Le site en lui-même est monumental. Peu de manifestations en Europe peuvent se targuer d’avoir un tel design : le moindre bar rappelle tout l’univers post-apocalyptique type Mad Max ou Fallout. Rien de lugubre dans tout cela, juste un esthétisme vraiment sympa. Une présentation ultra léchée, six scènes, et surtout le moindre espace décoré, arborant les couleurs du festival. On pourra s’installer à côté de sculptures gigantesque servant de braseros où, dès le crépuscule, on peut faire les hippies posés au sol. Ne manquent que les guitares folk.

Ce samedi est THE big day pour le Hellfest. Le public ne s’y est d’ailleurs pas trompé puisque pas moins de 41.000 personnes déferleront le site pour aller applaudir Kiss ou ZZ Top. Pour nous, cela sera surtout l’occasion d’aller encore une fois voir les Américains de Red Fang (dont on vous parlait déjà ici) qui partagent le titre de « meilleur groupe stoner du moment » avec les Truckfighters (que Josh Homme, leader des Queens of the Stone Age a qualifié de « meilleur groupe qui n’ait jamais existé »), et que l’on verra ce dimanche.

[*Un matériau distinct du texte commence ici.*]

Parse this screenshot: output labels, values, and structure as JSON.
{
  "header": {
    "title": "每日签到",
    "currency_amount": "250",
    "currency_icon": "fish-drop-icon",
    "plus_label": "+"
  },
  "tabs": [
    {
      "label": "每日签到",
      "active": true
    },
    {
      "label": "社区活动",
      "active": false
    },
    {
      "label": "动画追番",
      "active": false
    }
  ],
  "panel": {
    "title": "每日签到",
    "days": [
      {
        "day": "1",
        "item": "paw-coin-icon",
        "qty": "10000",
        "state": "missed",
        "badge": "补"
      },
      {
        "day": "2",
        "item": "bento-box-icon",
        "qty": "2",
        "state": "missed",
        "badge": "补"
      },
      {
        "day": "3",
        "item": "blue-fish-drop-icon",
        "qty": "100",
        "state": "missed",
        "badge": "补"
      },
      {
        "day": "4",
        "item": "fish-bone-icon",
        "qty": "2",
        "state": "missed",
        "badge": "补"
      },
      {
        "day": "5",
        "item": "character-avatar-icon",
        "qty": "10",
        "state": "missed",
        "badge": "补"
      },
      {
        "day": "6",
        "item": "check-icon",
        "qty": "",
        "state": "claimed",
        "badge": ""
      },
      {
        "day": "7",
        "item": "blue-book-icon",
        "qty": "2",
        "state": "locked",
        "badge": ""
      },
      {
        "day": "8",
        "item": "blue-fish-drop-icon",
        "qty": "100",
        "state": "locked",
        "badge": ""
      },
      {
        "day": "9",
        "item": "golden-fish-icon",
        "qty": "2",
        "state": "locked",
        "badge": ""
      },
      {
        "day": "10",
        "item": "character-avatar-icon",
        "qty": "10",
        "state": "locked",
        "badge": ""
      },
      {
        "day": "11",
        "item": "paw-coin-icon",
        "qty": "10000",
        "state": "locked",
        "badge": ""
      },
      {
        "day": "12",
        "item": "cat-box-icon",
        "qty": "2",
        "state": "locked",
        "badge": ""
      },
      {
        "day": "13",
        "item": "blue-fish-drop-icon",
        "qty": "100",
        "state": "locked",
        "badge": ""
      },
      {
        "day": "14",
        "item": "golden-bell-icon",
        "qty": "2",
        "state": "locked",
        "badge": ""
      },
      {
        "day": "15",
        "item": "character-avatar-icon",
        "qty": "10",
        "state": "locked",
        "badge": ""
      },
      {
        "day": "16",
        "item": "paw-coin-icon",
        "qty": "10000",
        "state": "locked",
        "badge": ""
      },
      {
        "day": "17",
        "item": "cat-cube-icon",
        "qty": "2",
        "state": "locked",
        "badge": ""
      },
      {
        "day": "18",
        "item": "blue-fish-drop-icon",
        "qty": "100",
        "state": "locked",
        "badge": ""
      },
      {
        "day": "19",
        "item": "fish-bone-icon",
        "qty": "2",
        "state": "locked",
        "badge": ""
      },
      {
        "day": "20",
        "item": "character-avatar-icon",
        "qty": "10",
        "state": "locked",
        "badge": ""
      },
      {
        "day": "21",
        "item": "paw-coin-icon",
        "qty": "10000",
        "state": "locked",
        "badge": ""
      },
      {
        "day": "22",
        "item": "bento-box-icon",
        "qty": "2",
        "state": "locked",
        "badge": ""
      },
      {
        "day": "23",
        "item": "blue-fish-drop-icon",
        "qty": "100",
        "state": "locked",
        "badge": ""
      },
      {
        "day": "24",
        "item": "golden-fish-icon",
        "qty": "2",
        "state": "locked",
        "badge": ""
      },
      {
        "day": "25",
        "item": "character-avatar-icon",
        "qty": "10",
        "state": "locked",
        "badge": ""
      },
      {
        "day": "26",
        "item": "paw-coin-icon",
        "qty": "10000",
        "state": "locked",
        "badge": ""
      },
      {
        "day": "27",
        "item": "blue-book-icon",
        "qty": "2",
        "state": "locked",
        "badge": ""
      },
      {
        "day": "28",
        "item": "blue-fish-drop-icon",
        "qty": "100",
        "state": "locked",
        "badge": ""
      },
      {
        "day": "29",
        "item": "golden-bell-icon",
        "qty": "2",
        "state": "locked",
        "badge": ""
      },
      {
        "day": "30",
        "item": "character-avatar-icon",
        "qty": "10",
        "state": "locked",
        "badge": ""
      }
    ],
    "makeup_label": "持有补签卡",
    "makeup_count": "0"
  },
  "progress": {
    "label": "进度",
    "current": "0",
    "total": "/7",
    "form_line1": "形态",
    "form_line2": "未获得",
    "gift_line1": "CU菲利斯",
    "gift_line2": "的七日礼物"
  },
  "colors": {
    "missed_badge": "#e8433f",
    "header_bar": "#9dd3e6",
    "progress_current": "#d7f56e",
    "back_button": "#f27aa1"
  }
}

Il y a toujours l’angoisse terrible de ne pas savoir quel groupe aller voir, puisqu’il y a en général trois concerts en même temps. Il y a le groupe qu’on a déjà vu plein de fois mais avec lequel on remettrait bien le couvert. Il y a le groupe qu’on aimerait bien voir en live au moins une fois. Puis il y a le troisième, celui avec un nom bizarre dont on nous a parlé la veille ou durant une soirée d’abus et d’excès. Et là, plutôt que faire des choix draconiens, on y va. On va le voir ce groupe qu’on ne connaît pas et on se dit qu’on n’a douté de rien finalement puisque le steak a cinq doigts dans la gueule qui en découle est en général plutôt monumental. Certes, cette option ne fonctionne pas toujours mais elle a déjà fait ses preuves… et notamment avec Uncle Acid & The Deadbats, un groupe de gros rock intriguant qu’on retrouvera, ça ne trompe pas, en première partie de Black Sabbath cette année.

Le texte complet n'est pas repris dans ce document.